The shop seemed strange when I arrived there. It has this….. what should I say…. strange wires sticking out of the back of the shop, going into the ground by a tube of some sort. I wondered a while, but shelved that thought without noticing a tiny shining light coming from the tube. When I went into the shop, it’s a bit messy. There’re wires strewn across the inside of the shop, as what I should expect of a used computer reseller’s shop. Well, the shopkeeper is not around, and I saw a running laptop, so, go figure. I’m such a playful and curious kid around computers. I like to explore around the system, and broke 3 school computers before, all from seemingly random incidents. ‘Course I’m not blamed in any way, I’m smart enough to lie perfectly. Heheh. With all the program in my pen dri-

- “HEY! What’re you doing on that computer!? I’m still ridding it of program defects!”

My memories got cut off. I turned around to the sight of a medium-built man with a bunch of CDs and a pirated Windows XP DVD in one hand, in a clear CD case. He is certainly mad, and a bit shocked when I turned around.

+ “Oh, sorry, I thought it’s a display computer of some sort-”

- “It’s a computer I’m still processing!

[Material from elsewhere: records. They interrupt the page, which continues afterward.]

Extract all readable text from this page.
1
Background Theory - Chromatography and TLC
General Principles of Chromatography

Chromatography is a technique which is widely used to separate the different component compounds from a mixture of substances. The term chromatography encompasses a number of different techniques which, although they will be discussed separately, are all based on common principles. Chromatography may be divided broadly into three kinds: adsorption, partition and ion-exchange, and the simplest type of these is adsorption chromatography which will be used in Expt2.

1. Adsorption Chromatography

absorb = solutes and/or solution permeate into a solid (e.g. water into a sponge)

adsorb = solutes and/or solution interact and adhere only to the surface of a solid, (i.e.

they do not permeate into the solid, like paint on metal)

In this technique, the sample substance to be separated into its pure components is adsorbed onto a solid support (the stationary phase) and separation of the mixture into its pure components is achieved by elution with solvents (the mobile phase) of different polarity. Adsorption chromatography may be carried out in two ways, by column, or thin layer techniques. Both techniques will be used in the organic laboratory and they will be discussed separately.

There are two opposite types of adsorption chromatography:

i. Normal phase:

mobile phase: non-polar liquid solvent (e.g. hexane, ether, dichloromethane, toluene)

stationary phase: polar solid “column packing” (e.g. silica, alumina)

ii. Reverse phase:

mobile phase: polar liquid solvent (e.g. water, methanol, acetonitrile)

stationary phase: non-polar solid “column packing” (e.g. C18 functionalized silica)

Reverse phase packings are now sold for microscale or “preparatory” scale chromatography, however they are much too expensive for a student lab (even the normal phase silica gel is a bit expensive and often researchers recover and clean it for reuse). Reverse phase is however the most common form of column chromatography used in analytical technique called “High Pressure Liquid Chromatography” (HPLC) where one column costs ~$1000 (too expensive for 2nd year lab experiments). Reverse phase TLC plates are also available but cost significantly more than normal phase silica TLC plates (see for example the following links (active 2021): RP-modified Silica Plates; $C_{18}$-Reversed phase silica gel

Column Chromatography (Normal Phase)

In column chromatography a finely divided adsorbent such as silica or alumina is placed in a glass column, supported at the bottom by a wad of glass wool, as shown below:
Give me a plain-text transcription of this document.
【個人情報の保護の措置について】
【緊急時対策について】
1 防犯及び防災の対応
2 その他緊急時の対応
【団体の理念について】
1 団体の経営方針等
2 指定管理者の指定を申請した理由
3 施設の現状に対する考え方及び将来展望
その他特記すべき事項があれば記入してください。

Hands off!”

+ “I’m just looking at it.”

- “I saw you typing something there.”

Ok, I’ll consider to put this guy in my ‘scary-guys-who-should-not-be-argued with’ list.

+ “I’m not!”

- “I don’t believe you.”

And now he’s in the list.

- “Do you have any business here? Or are you planning to steal things again???”

+ “'Again'? What 'again'? I’m here to pick up a laptop. I have never even stepped in here before.”

The guy cooled down a bit.

- “A laptop? There's a phone order for that early this morning. What’s your name?”

+ “Alan Lee.”

- “And your mother’s?”

+ ”Clare. Emma Clare.”

The guy looked a bit confused, and looked at me funny.

- [whisper] “That’s why your face looked simil-”

+ “What?”

- “Oh, nothing. I’ll go check something up. Don’t go anywhere.”

+ “Why would I?”

He went, and returned with a small laptop bag, and strange smile.

- “Sorry, I can't control my anger levels just then. Stress much. Here’s your laptop, and your receipts. Have a nice day!”

+ “Uhhh, thanks...”

I fetched my bike and rode back home, wondering why he is doing something like that and firmly gripping my precious new laptop.

The guy whispered to himself as soon as I left :

- “Let’s see if you’re as good as your mother.”